1368 Le Tibet reprend son indépendance après la chute de la dynastie Yuan.
XV ème Tsong-kha-pa (1357-1419) fonde l'ordre religieux des Gelugpa (école des bonnets jaunes). En 1578, le troisième abbé des Gelugpa reçoit du prince mongol Altan-khan le titre mongol de dalaï-lama.
En 1642, l'alliance des Mongols et de la secte des Gelugpa établit le pouvoir temporel des dalaï-lamas.
1720 Les troupes chinoises expulsent les Mongols et entrent à Lhassa. Les empereurs Qing affirment leur souveraineté sur le pays.
En 1750, le gouvernement du pays est de nouveau confié aux dalaï-lamas.
1788 Pour des raisons économiques et financières, le Népal entre en conflit avec Lhassa. En 1791, l'empereur chinois Qianlong refoule les Népalais et resserre son contrôle sur le gouvernement tibétain.
1795 Après la mort de Qianlong en 1795, le Tibet regagne peu à peu sa liberté.
1904 Les Britanniques, qui redoutent l'expansion russe en Asie centrale, envahissent le Tibet.

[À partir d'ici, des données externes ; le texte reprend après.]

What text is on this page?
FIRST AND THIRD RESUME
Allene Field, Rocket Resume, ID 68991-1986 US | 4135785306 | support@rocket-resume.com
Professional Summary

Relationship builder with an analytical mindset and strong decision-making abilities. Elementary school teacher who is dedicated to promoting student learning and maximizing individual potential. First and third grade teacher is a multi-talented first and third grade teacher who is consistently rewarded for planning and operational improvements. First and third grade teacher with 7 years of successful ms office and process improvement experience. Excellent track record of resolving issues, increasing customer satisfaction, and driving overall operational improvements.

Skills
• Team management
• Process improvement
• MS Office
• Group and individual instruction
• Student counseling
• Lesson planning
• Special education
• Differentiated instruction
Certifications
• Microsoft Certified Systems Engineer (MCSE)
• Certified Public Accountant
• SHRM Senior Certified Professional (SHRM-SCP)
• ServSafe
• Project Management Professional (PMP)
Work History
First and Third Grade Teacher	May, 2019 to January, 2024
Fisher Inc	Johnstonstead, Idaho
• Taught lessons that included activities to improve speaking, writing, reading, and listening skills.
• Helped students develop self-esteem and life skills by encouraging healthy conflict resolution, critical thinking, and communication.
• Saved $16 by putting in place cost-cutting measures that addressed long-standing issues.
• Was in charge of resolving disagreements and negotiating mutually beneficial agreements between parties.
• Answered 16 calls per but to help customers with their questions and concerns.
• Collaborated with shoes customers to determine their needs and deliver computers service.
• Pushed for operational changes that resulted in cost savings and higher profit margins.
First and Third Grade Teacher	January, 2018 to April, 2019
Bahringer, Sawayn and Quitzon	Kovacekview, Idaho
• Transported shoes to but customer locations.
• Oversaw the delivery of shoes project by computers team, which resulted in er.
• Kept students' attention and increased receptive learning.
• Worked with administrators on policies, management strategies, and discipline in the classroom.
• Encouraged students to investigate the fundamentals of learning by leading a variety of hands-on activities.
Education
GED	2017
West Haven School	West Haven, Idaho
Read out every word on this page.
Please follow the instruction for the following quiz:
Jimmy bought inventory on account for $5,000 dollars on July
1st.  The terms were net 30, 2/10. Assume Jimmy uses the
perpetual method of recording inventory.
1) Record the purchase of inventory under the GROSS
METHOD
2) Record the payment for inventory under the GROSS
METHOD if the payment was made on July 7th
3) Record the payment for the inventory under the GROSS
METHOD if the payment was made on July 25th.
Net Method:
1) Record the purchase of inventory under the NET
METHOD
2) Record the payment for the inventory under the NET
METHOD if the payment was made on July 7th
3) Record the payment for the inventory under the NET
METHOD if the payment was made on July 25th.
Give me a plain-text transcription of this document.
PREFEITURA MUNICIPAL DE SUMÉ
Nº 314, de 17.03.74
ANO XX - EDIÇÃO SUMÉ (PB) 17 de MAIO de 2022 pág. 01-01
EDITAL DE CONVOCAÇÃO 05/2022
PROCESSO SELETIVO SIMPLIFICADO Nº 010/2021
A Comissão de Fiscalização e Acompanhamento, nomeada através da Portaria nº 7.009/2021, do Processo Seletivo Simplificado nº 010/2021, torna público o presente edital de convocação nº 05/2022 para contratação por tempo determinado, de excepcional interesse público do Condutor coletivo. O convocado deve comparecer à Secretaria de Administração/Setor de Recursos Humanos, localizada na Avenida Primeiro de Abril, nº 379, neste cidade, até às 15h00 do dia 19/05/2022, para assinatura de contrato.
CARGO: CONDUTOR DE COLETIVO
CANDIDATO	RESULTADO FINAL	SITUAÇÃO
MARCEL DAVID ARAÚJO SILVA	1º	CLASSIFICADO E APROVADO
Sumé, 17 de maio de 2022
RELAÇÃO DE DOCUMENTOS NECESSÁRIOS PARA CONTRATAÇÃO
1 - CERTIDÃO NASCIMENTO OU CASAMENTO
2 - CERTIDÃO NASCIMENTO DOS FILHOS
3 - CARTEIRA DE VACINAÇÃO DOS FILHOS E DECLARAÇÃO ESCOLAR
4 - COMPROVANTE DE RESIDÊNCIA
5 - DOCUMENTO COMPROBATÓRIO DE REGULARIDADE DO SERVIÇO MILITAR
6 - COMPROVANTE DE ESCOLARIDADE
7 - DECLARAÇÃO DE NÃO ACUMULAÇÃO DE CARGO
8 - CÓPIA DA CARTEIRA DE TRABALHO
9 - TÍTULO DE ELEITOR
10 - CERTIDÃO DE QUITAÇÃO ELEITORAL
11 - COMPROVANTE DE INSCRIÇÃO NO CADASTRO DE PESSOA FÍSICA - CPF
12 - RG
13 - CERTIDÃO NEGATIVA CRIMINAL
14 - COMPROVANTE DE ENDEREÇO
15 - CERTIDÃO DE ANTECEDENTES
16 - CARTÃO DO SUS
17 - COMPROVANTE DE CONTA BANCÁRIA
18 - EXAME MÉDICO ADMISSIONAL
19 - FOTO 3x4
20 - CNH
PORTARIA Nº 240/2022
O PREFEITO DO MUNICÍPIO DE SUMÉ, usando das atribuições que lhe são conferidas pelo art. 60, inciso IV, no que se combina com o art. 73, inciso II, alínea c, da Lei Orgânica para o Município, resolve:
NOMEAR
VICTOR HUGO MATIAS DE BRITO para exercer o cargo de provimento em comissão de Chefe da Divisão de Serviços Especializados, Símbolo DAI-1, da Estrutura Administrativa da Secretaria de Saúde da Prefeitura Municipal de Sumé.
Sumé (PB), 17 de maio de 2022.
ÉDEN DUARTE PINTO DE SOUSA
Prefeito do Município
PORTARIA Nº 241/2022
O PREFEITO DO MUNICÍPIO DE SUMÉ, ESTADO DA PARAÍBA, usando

Ils le quittent en 1906 après signature d'un accord sino-britannique qui reconnaît la souveraineté de la Chine au Tibet.
1911 La dynastie Qing est renversée et le Tibet devient *de facto* indépendant.
1950 Un an après la proclamation de la République populaire de Chine, l'armée populaire de libération envahit le Tibet dans l'indifférence mondiale générale.
1951 La Chine contraint les Tibétains à signer un accord en 17 points en mai 1951 où ils admettent la souveraineté chinoise sur le Tibet en échange d'une promesse de respecter un très large degré d'autonomie.
1956-1976 Suite à de nombreuses actions de guérilla des Tibétains contre le régime chinois depuis 1956, le 10 mars 1959, une révolte de grande ampleur éclate à Lhassa. Elle est écrasée dans le sang par les Chinois (87 000 morts tibétains environ) et les persécutions religieuses se multiplient. En 1978, il ne reste plus que 13 monastères intacts sur 6000.
1976- Après la mort de Mao Tsé Toung en 1976, la Chine assouplit sa politique à l'égard du Tibet, y compris religieuse.

Les émeutes anti-chinoise de 1987 marquent cependant un renouveau du nationalisme tibétain. D'autres émeutes ont lieu en 1988-89, toutes réprimées dans le sang, faisant des centaines de victimes et de très nombreuses arrestations.

En décembre 1989, le Dalaï-Lama reçoit le Prix Nobel de la Paix. Depuis il parcourt le monde et il rencontre les « grands » de la planète auprès de qui il plaide pour la survie de son peuple.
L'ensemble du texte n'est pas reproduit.